From coast to coast, parents are grappling with questions: How much do they tell kids about the deadly explosions in Boston? Or do they tell them at all?

Long Beach resident Oyala McCraw, a mother of five, says that after Monday's bombings the sound of sirens and the sight of airplanes make her 12-year-old nervous.

"I have to explain to them that it was just some crazy people in the world and just for whatever reason they decided to just drop bombs and blow up innocent people," said McCraw.

Dr. Andrew Leuchter with UCLA's Department of Psychiatry says feeling anxious, scared or angry are normal reactions and everyone will have their own individual response. But kids get their cues from parents, so it's important to remain calm when answering questions.

"Parents know their kids better than anybody else," said Leuchter. "You know what your child's capacity is for understanding. You know where they're at."

Experts agree it's difficult for adults to make sense of terrorist acts, but finding a way to come to terms with it and then explaining that to your child will give them reassurance.

"Speak with the little ones in your life," said ABC's Dr. Mehmet Oz. "Answer any questions your children may have. Tell them they are safe in their own home and their schools and that while bad things happen, they are loved."

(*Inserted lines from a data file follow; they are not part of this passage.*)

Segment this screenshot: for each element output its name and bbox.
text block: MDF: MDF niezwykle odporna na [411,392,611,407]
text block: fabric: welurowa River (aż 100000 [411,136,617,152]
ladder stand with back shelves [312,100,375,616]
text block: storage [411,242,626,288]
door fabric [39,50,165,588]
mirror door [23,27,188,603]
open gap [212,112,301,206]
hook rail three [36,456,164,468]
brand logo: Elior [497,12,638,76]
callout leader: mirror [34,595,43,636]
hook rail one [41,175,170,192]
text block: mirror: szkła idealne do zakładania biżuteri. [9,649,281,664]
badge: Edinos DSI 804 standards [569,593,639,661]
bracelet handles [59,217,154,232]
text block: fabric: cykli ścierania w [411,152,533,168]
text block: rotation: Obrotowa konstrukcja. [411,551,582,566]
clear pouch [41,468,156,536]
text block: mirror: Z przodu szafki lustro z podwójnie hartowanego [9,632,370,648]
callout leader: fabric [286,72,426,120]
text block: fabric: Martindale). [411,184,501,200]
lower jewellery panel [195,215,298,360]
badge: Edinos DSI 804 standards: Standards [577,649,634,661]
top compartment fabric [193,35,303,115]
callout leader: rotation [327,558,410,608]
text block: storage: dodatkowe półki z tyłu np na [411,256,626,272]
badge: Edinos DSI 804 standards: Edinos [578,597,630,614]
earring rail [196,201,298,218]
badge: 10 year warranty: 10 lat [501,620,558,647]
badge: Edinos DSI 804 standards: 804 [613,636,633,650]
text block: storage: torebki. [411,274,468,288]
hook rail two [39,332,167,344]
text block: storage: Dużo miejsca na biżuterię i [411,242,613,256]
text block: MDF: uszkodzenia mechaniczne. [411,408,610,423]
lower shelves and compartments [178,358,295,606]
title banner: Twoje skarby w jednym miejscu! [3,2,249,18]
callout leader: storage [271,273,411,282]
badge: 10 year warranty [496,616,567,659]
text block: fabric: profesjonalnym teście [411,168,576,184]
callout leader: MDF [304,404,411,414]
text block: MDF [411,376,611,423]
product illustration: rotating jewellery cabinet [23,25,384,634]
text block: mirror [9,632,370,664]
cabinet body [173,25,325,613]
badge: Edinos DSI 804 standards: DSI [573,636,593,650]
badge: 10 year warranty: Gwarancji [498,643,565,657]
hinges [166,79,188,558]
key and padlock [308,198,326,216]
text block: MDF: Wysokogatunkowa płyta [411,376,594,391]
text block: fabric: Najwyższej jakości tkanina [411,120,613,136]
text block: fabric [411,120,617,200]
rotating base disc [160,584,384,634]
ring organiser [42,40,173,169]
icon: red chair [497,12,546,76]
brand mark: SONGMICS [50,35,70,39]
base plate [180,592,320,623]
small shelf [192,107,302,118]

"These unexpected twists and turns and tragedies of life are all part of the business of raising our kids," said Leuchter.

Oyala McCraw felt reaching out to her kids first was the most important thing she did.

"They're going to hear about it, and it sounds better coming from mom and dad than kids on the street that may put their own little twist on it and make it worse than it really is," said McCraw.

Dr. Leuchter says if you or your child feels sustained emotional distress, or if you're unable to function, sleep or eat for an extended period of time, it's a sign that you might need to seek professional help.